Tiffany & Co.’s (TIF) fiscal fourth-quarter earnings rose 0.7% from a prior year weighed down by headquarters relocation costs, while the jewelry retailer’s sales fell short of consensus estimates.
Tiffany warned it expects fiscal first-quarter adjusted earnings to decline about 15% to 20% due to gross margin pressure and higher marketing-related costs, while analysts were looking for flat profit. The company predicts earnings growth in all subsequent quarters.
The company forecast fiscal 2014 earnings from operations of $3.43 to $3.53 a share on 6% to 8% sales growth, in line with the current estimate of $3.50 a share on a 6% revenue increase to $4.04 billion from analysts surveyed by Thomson Reuters.
High-end shoppers have continued to snap up Tiffany’s fine jewelry, such as canary-yellow diamonds and engagement rings. But sales of silver jewelry–which carry a higher profit margin than fine jewelry–have declined of late as the retailer’s less well-heeled customers are swayed by a weak economy, cheaper knockoffs and what some consider a stagnant selection.
Tiffany has plans for an Art Deco collection of silver, onyx and freshwater pearls this spring, as a less-expensive complement to 1920s-style platinum and diamond jewelry it recently created. It also has been developing new products including a new metal alloy–a mix of gold, silver and copper it calls Rubedo–and Tiffany jewelry pieces fashioned from the pinkish-hued metal start at $250 for a small pendant.
For the quarter ended Jan. 31, Tiffany reported a profit of $179.6 million, or $1.40 a share, up from $178.4 million, or $1.39 a share, a year earlier. Last year’s per-share earnings were $3.60 excluding costs to relocate Tiffany’s New York headquarters staff.
The company’s November projection was for per-share earnings of $1.35 to $1.55, below consensus estimates at the time.

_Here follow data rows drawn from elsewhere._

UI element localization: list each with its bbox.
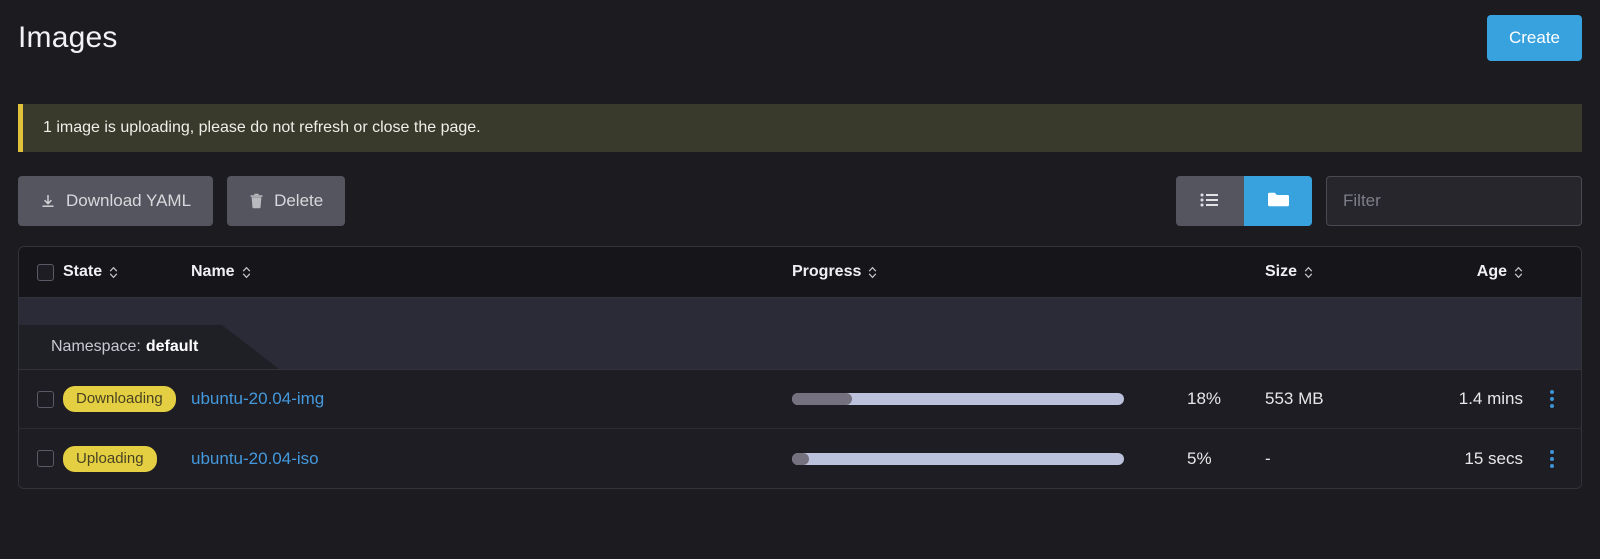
progress-bar	[792, 452, 1124, 465]
select-all-cell	[19, 263, 63, 281]
size-value: -	[1265, 448, 1271, 468]
sort-icon[interactable]	[242, 266, 251, 279]
upload-warning-banner: 1 image is uploading, please do not refr…	[18, 104, 1582, 152]
image-name-link[interactable]: ubuntu-20.04-iso	[191, 449, 319, 468]
row-select-cell	[19, 390, 63, 408]
row-progress-cell	[792, 452, 1187, 465]
namespace-group-label: Namespace:	[51, 338, 141, 355]
row-state-cell: Uploading	[63, 445, 191, 472]
row-actions-menu-icon[interactable]	[1550, 390, 1554, 408]
filter-input[interactable]	[1326, 176, 1582, 226]
table-toolbar: Download YAML Delete	[18, 176, 1582, 226]
column-header-progress[interactable]: Progress	[792, 263, 1187, 281]
row-progress-cell	[792, 393, 1187, 405]
column-header-size-label: Size	[1265, 263, 1298, 280]
progress-bar-fill	[792, 452, 809, 465]
select-all-checkbox[interactable]	[37, 263, 54, 281]
download-yaml-label: Download YAML	[66, 191, 192, 210]
page-title: Images	[18, 21, 118, 54]
column-header-size[interactable]: Size	[1265, 263, 1395, 281]
view-mode-toggle	[1176, 176, 1312, 226]
page-header: Images Create	[0, 0, 1600, 62]
table-header-row: State Name Progress Size Age	[19, 247, 1581, 298]
download-icon	[40, 193, 56, 209]
namespace-group-value: default	[145, 338, 199, 355]
column-header-name-label: Name	[191, 263, 235, 280]
download-yaml-button[interactable]: Download YAML	[18, 176, 214, 226]
column-header-age[interactable]: Age	[1395, 263, 1523, 281]
status-badge: Uploading	[63, 445, 157, 472]
row-checkbox[interactable]	[37, 450, 54, 467]
row-checkbox[interactable]	[37, 390, 54, 408]
age-value: 1.4 mins	[1458, 389, 1523, 408]
row-size-cell: -	[1265, 449, 1395, 469]
row-select-cell	[19, 450, 63, 467]
row-age-cell: 15 secs	[1395, 449, 1523, 469]
row-actions-cell	[1523, 449, 1581, 468]
column-header-state-label: State	[63, 263, 103, 280]
delete-button[interactable]: Delete	[227, 176, 346, 226]
view-grouped-button[interactable]	[1244, 176, 1312, 226]
sort-icon[interactable]	[1304, 266, 1313, 279]
progress-percent-label: 5%	[1187, 448, 1212, 468]
table-row[interactable]: Uploading ubuntu-20.04-iso 5% - 15 secs	[19, 429, 1581, 488]
delete-label: Delete	[274, 191, 324, 210]
row-actions-cell	[1523, 390, 1581, 408]
column-header-age-label: Age	[1476, 263, 1507, 280]
status-badge: Downloading	[63, 386, 176, 412]
progress-bar-fill	[792, 393, 852, 405]
column-header-name[interactable]: Name	[191, 263, 792, 281]
row-age-cell: 1.4 mins	[1395, 389, 1523, 409]
banner-message: 1 image is uploading, please do not refr…	[43, 119, 481, 136]
progress-bar	[792, 393, 1124, 405]
view-flat-list-button[interactable]	[1176, 176, 1244, 226]
row-progress-value-cell: 5%	[1187, 449, 1265, 469]
column-header-progress-label: Progress	[792, 263, 862, 280]
column-header-state[interactable]: State	[63, 263, 191, 281]
images-page: Images Create 1 image is uploading, plea…	[0, 0, 1600, 559]
row-size-cell: 553 MB	[1265, 389, 1395, 409]
size-value: 553 MB	[1265, 389, 1324, 408]
toolbar-view-controls	[1176, 176, 1582, 226]
folder-icon	[1267, 191, 1289, 211]
row-name-cell: ubuntu-20.04-iso	[191, 449, 792, 469]
trash-icon	[249, 193, 264, 209]
age-value: 15 secs	[1464, 448, 1523, 468]
create-button[interactable]: Create	[1486, 15, 1582, 61]
row-state-cell: Downloading	[63, 386, 191, 412]
list-icon	[1200, 192, 1220, 211]
sort-icon[interactable]	[109, 266, 118, 279]
row-name-cell: ubuntu-20.04-img	[191, 389, 792, 409]
image-name-link[interactable]: ubuntu-20.04-img	[191, 389, 324, 408]
images-table: State Name Progress Size Age Namespace: …	[18, 246, 1582, 489]
namespace-group-tab: Namespace: default	[19, 325, 279, 369]
progress-percent-label: 18%	[1187, 389, 1222, 408]
toolbar-actions: Download YAML Delete	[18, 176, 346, 226]
row-actions-menu-icon[interactable]	[1550, 449, 1554, 468]
sort-icon[interactable]	[868, 266, 877, 279]
namespace-group-row: Namespace: default	[19, 298, 1581, 370]
sort-icon[interactable]	[1514, 266, 1523, 279]
row-progress-value-cell: 18%	[1187, 389, 1265, 409]
table-row[interactable]: Downloading ubuntu-20.04-img 18% 553 MB …	[19, 370, 1581, 429]
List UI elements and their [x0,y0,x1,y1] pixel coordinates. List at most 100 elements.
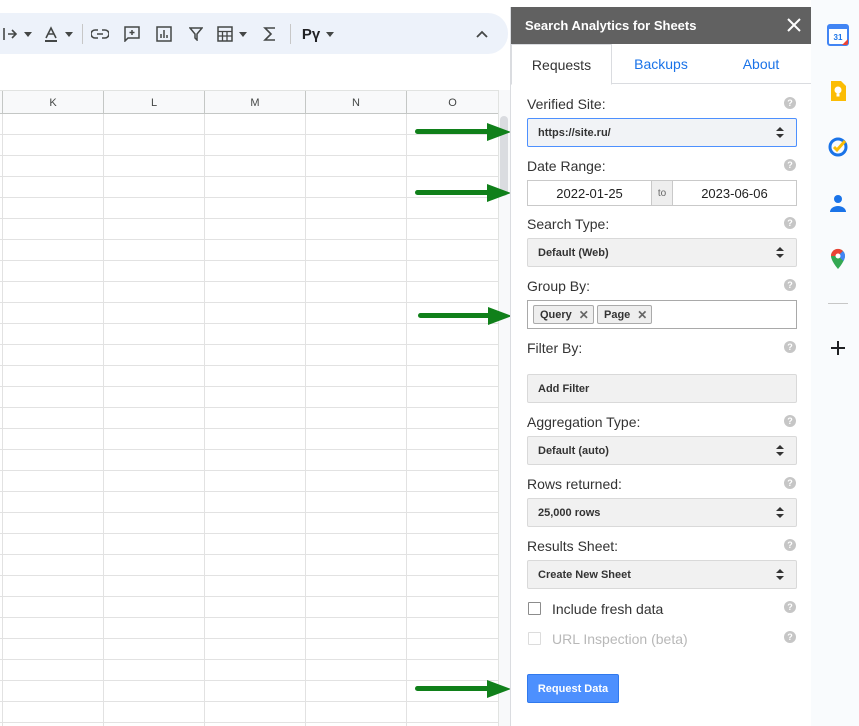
verified-site-value: https://site.ru/ [538,126,611,139]
add-icon[interactable] [827,337,849,359]
annotation-arrow [418,307,512,325]
remove-chip-icon[interactable]: ✕ [579,308,589,322]
search-type-select[interactable]: Default (Web) [527,238,797,267]
help-icon[interactable]: ? [784,415,796,427]
tab-about[interactable]: About [711,44,811,84]
filter-by-label: Filter By: [527,340,583,356]
aggregation-type-value: Default (auto) [538,444,609,457]
rows-returned-value: 25,000 rows [538,506,601,519]
tab-requests[interactable]: Requests [511,44,612,85]
sidebar-title: Search Analytics for Sheets [525,18,697,33]
help-icon[interactable]: ? [784,279,796,291]
toolbar: Рү [0,0,510,60]
request-data-button[interactable]: Request Data [527,674,619,703]
column-header-row: K L M N O [0,90,498,114]
insert-comment-button[interactable] [120,20,144,48]
search-type-value: Default (Web) [538,246,609,259]
text-color-button[interactable] [42,20,74,48]
column-header-k[interactable]: K [2,91,103,114]
help-icon[interactable]: ? [784,341,796,353]
remove-chip-icon[interactable]: ✕ [637,308,647,322]
column-header-o[interactable]: O [406,91,498,114]
link-icon [91,29,109,39]
help-icon[interactable]: ? [784,97,796,109]
select-arrows-icon [776,445,784,457]
date-range-inputs: 2022-01-25 to 2023-06-06 [527,180,797,206]
group-by-chip-query: Query ✕ [533,305,594,324]
results-sheet-label: Results Sheet: [527,538,619,554]
text-color-icon [45,26,57,42]
tasks-icon[interactable] [827,136,849,158]
results-sheet-value: Create New Sheet [538,568,631,581]
currency-button[interactable]: Рү [298,20,338,48]
keep-icon[interactable] [827,80,849,102]
group-by-label: Group By: [527,278,591,294]
help-icon[interactable]: ? [784,159,796,171]
vertical-align-icon [3,28,18,40]
chart-icon [156,26,172,42]
rows-returned-label: Rows returned: [527,476,622,492]
annotation-arrow [415,123,511,141]
chevron-up-icon [476,30,488,38]
column-header-n[interactable]: N [305,91,406,114]
column-header-m[interactable]: M [204,91,305,114]
select-arrows-icon [776,569,784,581]
functions-icon [263,27,275,41]
currency-label: Рү [301,25,321,43]
insert-link-button[interactable] [88,20,112,48]
rail-separator [828,303,848,304]
create-filter-button[interactable] [184,20,208,48]
select-arrows-icon [776,247,784,259]
toolbar-separator [82,24,83,44]
vertical-align-button[interactable] [0,20,34,48]
url-inspection-checkbox [528,632,541,645]
annotation-arrow [415,680,511,698]
date-separator: to [651,181,673,205]
date-range-label: Date Range: [527,158,606,174]
chip-label: Page [604,308,631,321]
aggregation-type-select[interactable]: Default (auto) [527,436,797,465]
sidebar-tabs: Requests Backups About [511,44,812,85]
collapse-toolbar-button[interactable] [470,20,494,48]
calendar-day: 31 [834,33,843,42]
search-type-label: Search Type: [527,216,610,232]
help-icon[interactable]: ? [784,477,796,489]
help-icon[interactable]: ? [784,631,796,643]
group-by-chip-page: Page ✕ [597,305,653,324]
select-arrows-icon [776,507,784,519]
side-panel-rail: 31 [811,0,859,726]
search-analytics-sidebar: Search Analytics for Sheets Requests Bac… [510,7,812,726]
toolbar-separator [290,24,291,44]
chip-label: Query [540,308,572,321]
help-icon[interactable]: ? [784,539,796,551]
rows-returned-select[interactable]: 25,000 rows [527,498,797,527]
table-icon [217,26,233,42]
aggregation-type-label: Aggregation Type: [527,414,641,430]
column-header-l[interactable]: L [103,91,204,114]
tab-backups[interactable]: Backups [611,44,711,84]
help-icon[interactable]: ? [784,601,796,613]
add-filter-button[interactable]: Add Filter [527,374,797,403]
end-date-input[interactable]: 2023-06-06 [672,181,796,205]
close-icon[interactable] [785,16,803,34]
calendar-icon[interactable]: 31 [827,24,849,46]
insert-chart-button[interactable] [152,20,176,48]
group-by-input[interactable]: Query ✕ Page ✕ [527,300,797,329]
functions-button[interactable] [258,20,282,48]
maps-icon[interactable] [827,248,849,270]
verified-site-select[interactable]: https://site.ru/ [527,118,797,147]
start-date-input[interactable]: 2022-01-25 [528,181,652,205]
include-fresh-data-label[interactable]: Include fresh data [552,601,663,617]
help-icon[interactable]: ? [784,217,796,229]
grid-cells[interactable] [0,114,498,726]
url-inspection-label: URL Inspection (beta) [552,631,688,647]
table-button[interactable] [214,20,250,48]
sidebar-header: Search Analytics for Sheets [511,7,812,44]
verified-site-label: Verified Site: [527,96,606,112]
toolbar-background [0,13,508,54]
annotation-arrow [415,184,511,202]
results-sheet-select[interactable]: Create New Sheet [527,560,797,589]
comment-icon [124,26,140,42]
include-fresh-data-checkbox[interactable] [528,602,541,615]
contacts-icon[interactable] [827,192,849,214]
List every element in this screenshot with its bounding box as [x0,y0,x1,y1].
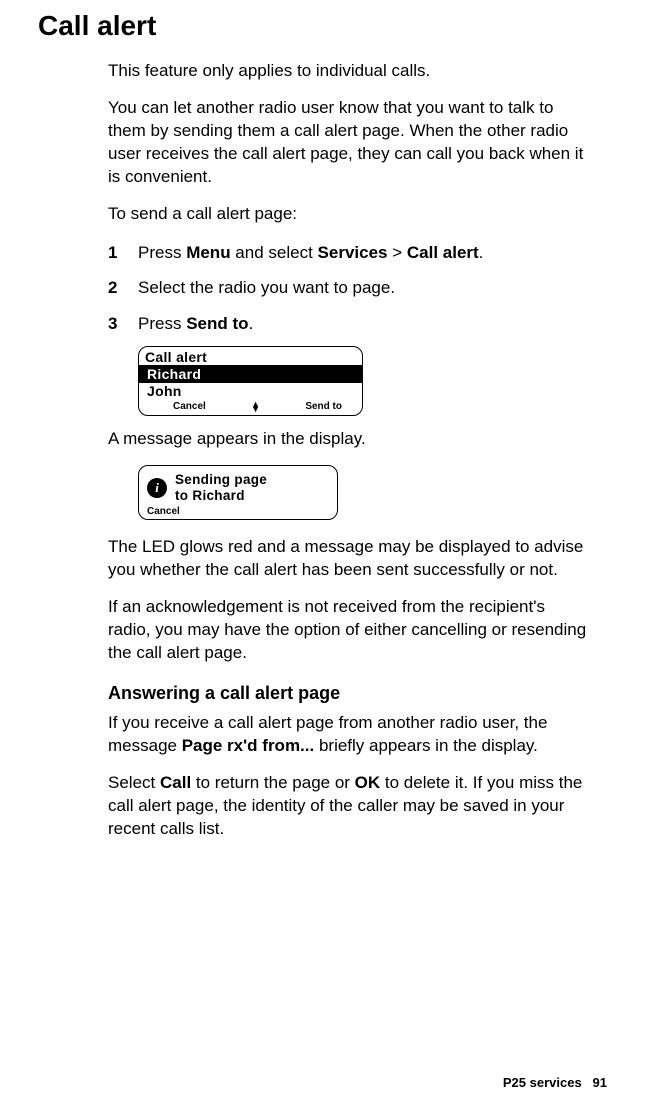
page-footer: P25 services 91 [503,1075,607,1090]
text-fragment: and select [231,243,318,262]
info-icon: i [147,478,167,498]
step-number: 1 [108,240,138,266]
radio-display-sending: i Sending page to Richard Cancel [138,465,338,520]
text-fragment: . [249,314,254,333]
page-rxd-label: Page rx'd from... [182,736,315,755]
softkey-cancel: Cancel [147,504,329,517]
call-label: Call [160,773,191,792]
answer-paragraph-2: Select Call to return the page or OK to … [108,772,587,841]
text-fragment: Press [138,314,186,333]
text-fragment: to return the page or [191,773,355,792]
text-fragment: Press [138,243,186,262]
footer-section: P25 services [503,1075,582,1090]
body-column: This feature only applies to individual … [108,60,587,841]
display-softkey-row: Cancel ▲▼ Send to [139,400,362,415]
softkey-cancel: Cancel [173,401,206,412]
text-fragment: briefly appears in the display. [314,736,538,755]
message-line-1: Sending page [175,472,267,487]
display-selected-item: Richard [139,365,362,383]
menu-label: Menu [186,243,230,262]
services-label: Services [318,243,388,262]
step-1: 1 Press Menu and select Services > Call … [108,240,587,266]
message-line-2: to Richard [175,488,245,503]
intro-paragraph-2: You can let another radio user know that… [108,97,587,189]
ok-label: OK [355,773,381,792]
softkey-send-to: Send to [305,401,342,412]
step-3: 3 Press Send to. [108,311,587,337]
nav-arrows-icon: ▲▼ [251,402,260,412]
ack-paragraph: If an acknowledgement is not received fr… [108,596,587,665]
call-alert-label: Call alert [407,243,479,262]
display-title: Call alert [139,347,362,365]
step-text: Press Send to. [138,311,587,337]
radio-display-contact-list: Call alert Richard John Cancel ▲▼ Send t… [138,346,363,416]
text-fragment: Select [108,773,160,792]
send-to-label: Send to [186,314,248,333]
text-fragment: . [479,243,484,262]
display-item: John [139,383,362,400]
footer-page-number: 91 [593,1075,607,1090]
step-text: Press Menu and select Services > Call al… [138,240,587,266]
after-display-paragraph: A message appears in the display. [108,428,587,451]
steps-list: 1 Press Menu and select Services > Call … [108,240,587,337]
page-title: Call alert [38,10,607,42]
intro-paragraph-1: This feature only applies to individual … [108,60,587,83]
step-number: 2 [108,275,138,301]
step-2: 2 Select the radio you want to page. [108,275,587,301]
intro-paragraph-3: To send a call alert page: [108,203,587,226]
text-fragment: > [387,243,406,262]
led-paragraph: The LED glows red and a message may be d… [108,536,587,582]
step-number: 3 [108,311,138,337]
answer-paragraph-1: If you receive a call alert page from an… [108,712,587,758]
display-message: Sending page to Richard [175,472,267,504]
step-text: Select the radio you want to page. [138,275,587,301]
subheading: Answering a call alert page [108,683,587,704]
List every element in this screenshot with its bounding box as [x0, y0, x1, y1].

Sales increased 4.1% to $1.24 billion, short of the $1.25 billion forecast from Wall Street. Excluding the effect of foreign-currency translation, sales rose 5%.
Same-store sales were flat with the prior year.
Gross margin fell to 59.1% from 60.4%, partly due to pressures from precious metal and diamond costs and a sales-mix shift towards higher-priced, lower margin products.
Shares were trading 3.8% higher at $70.50 premarket. The stock has climbed 18% so far this year through Thursday’s close.